Entscheidungsstichwort (Thema)
Ersatz restlichen Sachschadens aus Verkehrsunfall. Naturalrestitution Vorrang vor Kompensation. Gebot zu wirtschaftlich vernünftiger Schadensbehebung. Bereicherungsverbot. Integritätsinteresse des Geschädigten. Reparaturkosten bis zu 130 % des Wiederbeschaffungswerts. Fachgerechte Eigenreparatur auf Grundlage der Sachverständigenkostenschätzung
Leitsatz (amtlich)
Ersatz von Reparaturaufwand bis zu 30 % über dem Wiederbeschaffungswert des Fahrzeugs kann nur verlangt werden, wenn die Reparatur fachgerecht und in einem Umfang durchgeführt wird, wie ihn der Sachverständige zur Grundlage seiner Kostenschätzung gemacht hat (Fortführung von BGH, Urt. v. 29.4.2003 - VI ZR 393/02, BGHZ 154, 395 ff. = BGHReport 2003, 792 = MDR 2003, 1048).
Normenkette
BGB § 249
Verfahrensgang
OLG Naumburg (Urteil vom 14.01.2004; Aktenzeichen 12 U 92/03) |
LG Halle (Saale) |
Tenor
Die Revision gegen das Urteil des 12. Zivilsenats des OLG Naumburg v. 14.1.2004 wird auf Kosten des Klägers zurückgewiesen.
Von Rechts wegen
Tatbestand
Der Kläger begehrt Ersatz restlichen Sachschadens aus einem Verkehrsunfall, für den die Beklagten als Unfallgegner und Haftpflichtversicherer in vollem Umfang einzustehen haben.

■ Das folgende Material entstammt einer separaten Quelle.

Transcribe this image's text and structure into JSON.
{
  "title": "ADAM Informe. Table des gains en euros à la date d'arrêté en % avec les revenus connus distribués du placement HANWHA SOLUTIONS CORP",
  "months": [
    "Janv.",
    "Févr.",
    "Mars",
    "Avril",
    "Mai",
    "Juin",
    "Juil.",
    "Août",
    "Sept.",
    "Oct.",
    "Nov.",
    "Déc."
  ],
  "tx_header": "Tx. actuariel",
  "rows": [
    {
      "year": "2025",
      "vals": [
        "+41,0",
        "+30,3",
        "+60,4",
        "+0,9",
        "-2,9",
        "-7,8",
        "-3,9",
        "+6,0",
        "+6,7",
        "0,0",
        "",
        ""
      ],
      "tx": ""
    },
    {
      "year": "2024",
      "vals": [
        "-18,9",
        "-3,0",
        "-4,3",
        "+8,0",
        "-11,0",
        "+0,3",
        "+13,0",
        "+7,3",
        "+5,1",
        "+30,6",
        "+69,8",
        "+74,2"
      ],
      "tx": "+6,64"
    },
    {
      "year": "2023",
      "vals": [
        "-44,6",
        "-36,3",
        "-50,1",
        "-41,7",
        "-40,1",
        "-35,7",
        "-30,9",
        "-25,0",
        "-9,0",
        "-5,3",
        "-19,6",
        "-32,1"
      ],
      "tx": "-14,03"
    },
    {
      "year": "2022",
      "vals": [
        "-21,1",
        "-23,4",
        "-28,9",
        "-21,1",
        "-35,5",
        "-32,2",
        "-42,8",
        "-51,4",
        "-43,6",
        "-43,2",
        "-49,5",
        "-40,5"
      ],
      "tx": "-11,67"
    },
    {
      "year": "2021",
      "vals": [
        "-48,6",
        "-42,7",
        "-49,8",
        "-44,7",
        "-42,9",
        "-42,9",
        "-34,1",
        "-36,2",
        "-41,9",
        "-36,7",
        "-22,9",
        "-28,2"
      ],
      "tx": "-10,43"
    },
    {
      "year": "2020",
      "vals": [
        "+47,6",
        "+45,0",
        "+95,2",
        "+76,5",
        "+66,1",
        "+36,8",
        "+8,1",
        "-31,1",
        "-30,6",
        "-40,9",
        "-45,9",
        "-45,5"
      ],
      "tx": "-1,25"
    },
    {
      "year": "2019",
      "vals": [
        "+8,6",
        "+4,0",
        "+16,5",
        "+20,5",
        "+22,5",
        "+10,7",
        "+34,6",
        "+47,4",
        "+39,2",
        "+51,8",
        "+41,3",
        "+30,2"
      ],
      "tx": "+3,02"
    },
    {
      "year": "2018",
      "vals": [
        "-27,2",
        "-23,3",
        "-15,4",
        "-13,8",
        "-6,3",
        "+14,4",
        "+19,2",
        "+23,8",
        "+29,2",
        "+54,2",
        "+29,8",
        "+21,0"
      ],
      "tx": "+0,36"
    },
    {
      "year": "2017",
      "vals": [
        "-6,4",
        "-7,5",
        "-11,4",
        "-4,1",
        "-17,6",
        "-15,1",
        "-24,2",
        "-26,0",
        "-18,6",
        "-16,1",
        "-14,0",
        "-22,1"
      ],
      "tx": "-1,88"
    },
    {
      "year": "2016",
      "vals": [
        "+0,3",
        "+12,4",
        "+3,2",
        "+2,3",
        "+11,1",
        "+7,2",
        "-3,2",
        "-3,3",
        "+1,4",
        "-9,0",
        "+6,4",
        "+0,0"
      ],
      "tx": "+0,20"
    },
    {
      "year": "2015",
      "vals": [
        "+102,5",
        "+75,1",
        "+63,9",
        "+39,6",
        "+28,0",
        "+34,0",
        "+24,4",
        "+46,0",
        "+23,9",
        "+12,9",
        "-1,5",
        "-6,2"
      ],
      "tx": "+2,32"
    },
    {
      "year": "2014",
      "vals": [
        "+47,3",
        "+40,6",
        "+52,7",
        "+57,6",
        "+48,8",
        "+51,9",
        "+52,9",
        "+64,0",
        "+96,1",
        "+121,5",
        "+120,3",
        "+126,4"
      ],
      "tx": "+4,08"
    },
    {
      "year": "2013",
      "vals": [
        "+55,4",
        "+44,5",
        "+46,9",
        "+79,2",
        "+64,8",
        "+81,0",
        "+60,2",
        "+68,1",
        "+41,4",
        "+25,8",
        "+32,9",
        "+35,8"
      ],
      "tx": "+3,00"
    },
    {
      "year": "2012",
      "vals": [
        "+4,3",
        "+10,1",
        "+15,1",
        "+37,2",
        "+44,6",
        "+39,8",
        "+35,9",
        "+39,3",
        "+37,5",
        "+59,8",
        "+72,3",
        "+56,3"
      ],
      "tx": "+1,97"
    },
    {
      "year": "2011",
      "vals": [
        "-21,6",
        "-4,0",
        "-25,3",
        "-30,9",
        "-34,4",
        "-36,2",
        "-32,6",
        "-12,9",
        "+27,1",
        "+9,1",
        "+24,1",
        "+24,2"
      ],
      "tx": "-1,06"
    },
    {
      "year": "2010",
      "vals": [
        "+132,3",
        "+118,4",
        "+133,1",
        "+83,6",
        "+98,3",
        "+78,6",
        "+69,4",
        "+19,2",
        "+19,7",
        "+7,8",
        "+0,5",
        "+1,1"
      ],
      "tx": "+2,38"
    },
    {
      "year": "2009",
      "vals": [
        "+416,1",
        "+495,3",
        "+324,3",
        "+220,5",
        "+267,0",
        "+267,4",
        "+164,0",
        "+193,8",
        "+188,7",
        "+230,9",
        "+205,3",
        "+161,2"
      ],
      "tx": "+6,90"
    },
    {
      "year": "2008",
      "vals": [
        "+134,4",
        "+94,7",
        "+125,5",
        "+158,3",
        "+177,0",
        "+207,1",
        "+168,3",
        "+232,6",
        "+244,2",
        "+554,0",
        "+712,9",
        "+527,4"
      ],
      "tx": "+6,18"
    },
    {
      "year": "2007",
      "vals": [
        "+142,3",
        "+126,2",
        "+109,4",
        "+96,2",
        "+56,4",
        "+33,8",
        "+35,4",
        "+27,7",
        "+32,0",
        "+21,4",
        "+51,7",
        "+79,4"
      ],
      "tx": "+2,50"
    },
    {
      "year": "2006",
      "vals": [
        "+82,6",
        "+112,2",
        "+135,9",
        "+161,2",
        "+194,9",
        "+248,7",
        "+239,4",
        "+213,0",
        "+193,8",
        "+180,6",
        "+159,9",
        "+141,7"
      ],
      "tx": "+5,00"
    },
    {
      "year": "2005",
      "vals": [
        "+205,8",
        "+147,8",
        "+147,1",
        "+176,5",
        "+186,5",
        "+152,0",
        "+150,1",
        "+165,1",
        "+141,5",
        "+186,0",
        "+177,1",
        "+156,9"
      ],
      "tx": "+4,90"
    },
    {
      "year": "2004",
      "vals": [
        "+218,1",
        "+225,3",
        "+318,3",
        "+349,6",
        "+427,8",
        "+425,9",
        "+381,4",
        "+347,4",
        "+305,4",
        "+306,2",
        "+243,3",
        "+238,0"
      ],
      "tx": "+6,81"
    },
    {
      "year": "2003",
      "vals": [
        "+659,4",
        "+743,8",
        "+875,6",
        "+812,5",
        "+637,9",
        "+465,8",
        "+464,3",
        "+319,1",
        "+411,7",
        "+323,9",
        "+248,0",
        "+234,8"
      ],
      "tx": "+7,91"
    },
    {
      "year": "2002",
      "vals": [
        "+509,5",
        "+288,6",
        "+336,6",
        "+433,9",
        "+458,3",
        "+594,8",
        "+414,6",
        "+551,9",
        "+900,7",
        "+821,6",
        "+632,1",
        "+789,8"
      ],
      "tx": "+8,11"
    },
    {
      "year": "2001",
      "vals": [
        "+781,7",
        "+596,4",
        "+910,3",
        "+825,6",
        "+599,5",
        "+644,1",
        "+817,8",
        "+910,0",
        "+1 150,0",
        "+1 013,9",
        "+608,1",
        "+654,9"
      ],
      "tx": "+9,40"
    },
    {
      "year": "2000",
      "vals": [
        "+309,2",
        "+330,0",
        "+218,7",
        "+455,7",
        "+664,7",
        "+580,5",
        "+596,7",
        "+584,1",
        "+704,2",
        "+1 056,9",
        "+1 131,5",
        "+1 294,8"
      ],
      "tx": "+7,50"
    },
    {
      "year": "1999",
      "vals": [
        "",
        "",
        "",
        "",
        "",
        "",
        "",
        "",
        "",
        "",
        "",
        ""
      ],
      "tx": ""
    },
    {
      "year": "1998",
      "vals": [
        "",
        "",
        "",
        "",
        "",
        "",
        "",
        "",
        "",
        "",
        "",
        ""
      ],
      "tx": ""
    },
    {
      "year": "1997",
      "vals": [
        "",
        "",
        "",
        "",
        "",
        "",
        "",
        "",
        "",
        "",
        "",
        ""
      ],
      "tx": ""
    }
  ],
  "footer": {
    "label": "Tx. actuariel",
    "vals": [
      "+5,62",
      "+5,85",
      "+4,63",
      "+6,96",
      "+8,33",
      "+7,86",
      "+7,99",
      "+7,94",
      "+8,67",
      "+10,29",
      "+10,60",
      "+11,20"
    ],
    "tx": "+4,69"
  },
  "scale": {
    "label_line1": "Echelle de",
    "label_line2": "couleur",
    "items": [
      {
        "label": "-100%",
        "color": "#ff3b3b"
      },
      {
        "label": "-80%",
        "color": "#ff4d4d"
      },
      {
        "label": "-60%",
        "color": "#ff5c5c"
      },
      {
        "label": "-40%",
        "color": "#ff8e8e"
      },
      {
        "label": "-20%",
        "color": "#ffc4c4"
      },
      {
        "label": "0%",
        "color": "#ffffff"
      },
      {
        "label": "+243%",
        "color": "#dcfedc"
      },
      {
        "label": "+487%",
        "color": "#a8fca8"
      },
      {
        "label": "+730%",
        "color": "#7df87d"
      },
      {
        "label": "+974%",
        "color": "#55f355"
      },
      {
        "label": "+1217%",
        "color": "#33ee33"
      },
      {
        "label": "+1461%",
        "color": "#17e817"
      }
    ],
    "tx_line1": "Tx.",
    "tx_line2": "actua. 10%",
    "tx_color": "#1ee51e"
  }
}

Die für die fachgerechte und vollständige Reparatur des klägerischen Fahrzeugs erforderlichen Kosten schätzte der Kfz-Sachverständige auf 18.427,37 DM inkl. der gesetzlichen Mehrwertsteuer. Den Wiederbeschaffungswert schätzte er auf 13.800 DM und den Restwert auf 2.500 DM. Der Kläger reparierte das Fahrzeug in Eigenregie teilweise und nutzt es weiter. Die Beklagte zu 1) erstattete vorprozessual 11.300 DM.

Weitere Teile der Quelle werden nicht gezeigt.